Valeur totale des biens (situés aux É.-U. et ailleurs dans le monde) 7 000 000 $
Impôt successoral américain sur les biens situés aux É.-U. Impôt
Impôt successoral provisoire sur la première tranche de 1 000 000 $ 345 800 $
Impôt successoral provisoire sur la tranche excédentaire de 1 000 000 $, taux de 40 % 400 000 $
Total de l’impôt successoral provisoire 745 800 $
Crédit unifié proportionnel
(2 113 800 $ x (2 000 000 $ / 7 000 000 $)
603 943 $
Impôt successoral américain payable 141 857 $


Crédit d’impôt pour le conjoint

Lorsqu’une partie quelconque de la succession est transmise au conjoint canadien du défunt, la Convention prévoit un crédit d’impôt successoral supplémentaire pour le conjoint. Il correspond au moindre des deux montants suivants :

• le crédit unifié proportionnel (603 943 $ dans l’exemple ci-dessus), et
• l’impôt successoral à payer (141 857 $).

Dans notre exemple, ce crédit élimine l’impôt successoral au décès du premier conjoint. Au décès de l’autre, si celui-ci possède toujours des biens situés aux États-Unis, il pourrait y avoir matière à imposition.

Allégement pour petite succession

Lorsque l’avoir total d’un Canadien vaut moins que 1 200 000 $ US, l’impôt successoral américain s’applique seulement sur les biens immeubles situés aux États-Unis et sur les biens personnels faisant partie de l’actif d’une société établie aux États-Unis. Les biens personnels non commerciaux et les biens incorporels en sont exonérés.

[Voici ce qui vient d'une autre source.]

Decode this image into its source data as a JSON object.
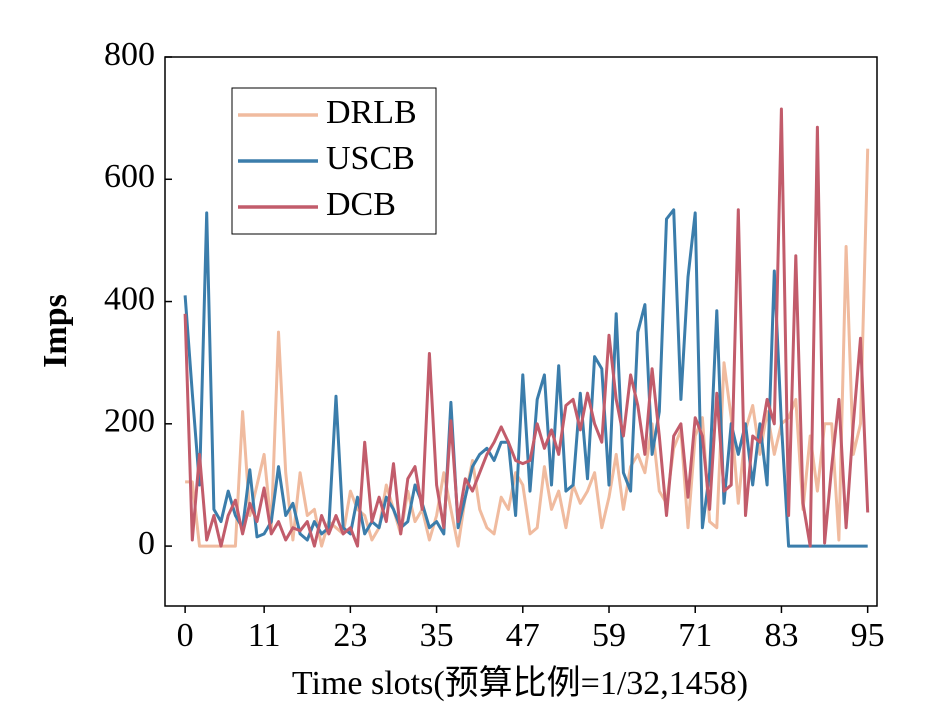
{
  "chart_data": {
    "type": "line",
    "xlabel": "Time slots(预算比例=1/32,1458)",
    "ylabel": "Imps",
    "x": [
      0,
      1,
      2,
      3,
      4,
      5,
      6,
      7,
      8,
      9,
      10,
      11,
      12,
      13,
      14,
      15,
      16,
      17,
      18,
      19,
      20,
      21,
      22,
      23,
      24,
      25,
      26,
      27,
      28,
      29,
      30,
      31,
      32,
      33,
      34,
      35,
      36,
      37,
      38,
      39,
      40,
      41,
      42,
      43,
      44,
      45,
      46,
      47,
      48,
      49,
      50,
      51,
      52,
      53,
      54,
      55,
      56,
      57,
      58,
      59,
      60,
      61,
      62,
      63,
      64,
      65,
      66,
      67,
      68,
      69,
      70,
      71,
      72,
      73,
      74,
      75,
      76,
      77,
      78,
      79,
      80,
      81,
      82,
      83,
      84,
      85,
      86,
      87,
      88,
      89,
      90,
      91,
      92,
      93,
      94,
      95
    ],
    "series": [
      {
        "name": "DRLB",
        "color": "#f0bb9f",
        "values": [
          105,
          105,
          0,
          0,
          0,
          0,
          0,
          0,
          220,
          50,
          100,
          150,
          30,
          350,
          120,
          10,
          120,
          50,
          60,
          0,
          40,
          30,
          20,
          90,
          60,
          50,
          10,
          30,
          100,
          60,
          20,
          90,
          40,
          60,
          10,
          50,
          120,
          60,
          0,
          80,
          140,
          60,
          30,
          20,
          80,
          60,
          120,
          100,
          20,
          30,
          130,
          60,
          90,
          30,
          100,
          70,
          90,
          120,
          30,
          80,
          150,
          60,
          130,
          150,
          120,
          200,
          90,
          70,
          160,
          190,
          30,
          180,
          210,
          40,
          30,
          300,
          210,
          70,
          190,
          230,
          150,
          220,
          150,
          200,
          210,
          240,
          60,
          180,
          90,
          200,
          200,
          10,
          490,
          150,
          200,
          650
        ]
      },
      {
        "name": "USCB",
        "color": "#3b7dab",
        "values": [
          410,
          250,
          100,
          545,
          60,
          40,
          90,
          50,
          30,
          125,
          15,
          20,
          40,
          130,
          50,
          70,
          20,
          10,
          40,
          20,
          30,
          245,
          30,
          20,
          80,
          20,
          40,
          30,
          80,
          60,
          30,
          40,
          100,
          70,
          30,
          40,
          20,
          235,
          30,
          80,
          130,
          150,
          160,
          140,
          170,
          170,
          50,
          280,
          90,
          240,
          280,
          100,
          295,
          90,
          100,
          250,
          110,
          310,
          290,
          100,
          380,
          120,
          90,
          350,
          395,
          150,
          220,
          535,
          550,
          240,
          440,
          545,
          30,
          120,
          385,
          70,
          200,
          150,
          200,
          100,
          200,
          100,
          450,
          200,
          0,
          0,
          0,
          0,
          0,
          0,
          0,
          0,
          0,
          0,
          0,
          0
        ]
      },
      {
        "name": "DCB",
        "color": "#c25c6b",
        "values": [
          380,
          10,
          150,
          10,
          50,
          0,
          50,
          75,
          20,
          70,
          40,
          95,
          20,
          40,
          10,
          30,
          25,
          40,
          0,
          50,
          20,
          50,
          20,
          30,
          0,
          170,
          40,
          80,
          40,
          135,
          20,
          110,
          130,
          60,
          315,
          100,
          30,
          205,
          40,
          110,
          90,
          120,
          150,
          170,
          195,
          170,
          140,
          135,
          140,
          200,
          160,
          190,
          150,
          230,
          240,
          190,
          250,
          200,
          170,
          345,
          240,
          180,
          280,
          230,
          150,
          290,
          180,
          50,
          180,
          200,
          80,
          210,
          180,
          60,
          250,
          90,
          100,
          550,
          50,
          180,
          170,
          240,
          200,
          715,
          50,
          475,
          70,
          0,
          685,
          5,
          130,
          240,
          30,
          200,
          340,
          55
        ]
      }
    ],
    "xlim": [
      -2.8,
      96.3
    ],
    "xticks": [
      0,
      11,
      23,
      35,
      47,
      59,
      71,
      83,
      95
    ],
    "ylim": [
      -98,
      800
    ],
    "yticks": [
      0,
      200,
      400,
      600,
      800
    ],
    "legend": "upper-left"
  }
}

La sensibilisation : un élément clé

Si certains de vos clients possèdent des biens aux États‑Unis, il est essentiel de les sensibiliser aux conséquences du régime fiscal américain. Encouragez-les à consulter un fiscaliste transfrontalier pour en apprendre davantage sur l’impôt successoral américain, le crédit unifié, le crédit pour conjoint et les autres stratégies dans les domaines suivants :

• les structures (p. ex. les fiducies), qui peuvent être créées dans le but de détenir des biens situés aux États‑Unis,
• les procurations et les testaments américains, et
• l’assurance-vie.

À titre d’information – l’article Impôt américain pour les Canadiens qui possèdent des biens aux États‑Unis, publié en décembre 2014 par la Financière Sun Life et rédigé par Stuart L. Dollar, M.A., LL.B., CFP, CLU, ChFC, directeur, planification fiscale et planification de l’assurance, à la Financière Sun Life, vous offre plus de renseignements à ce sujet, notamment sur les gains en capital et l’impôt successoral ainsi que sur l’impôt sur les héritages et l’impôt en cas de décès prélevés par les États.


 


[1] Dans cet article, tous les montants sont en dollars américains.
[2] Voir Instructions for Form 706-NA, United States Estate (and Generation-Skipping Transfer) Tax Return – Estate of a non-resident not a citizen of the United States, ‘Who Must File’ (en anglais seulement).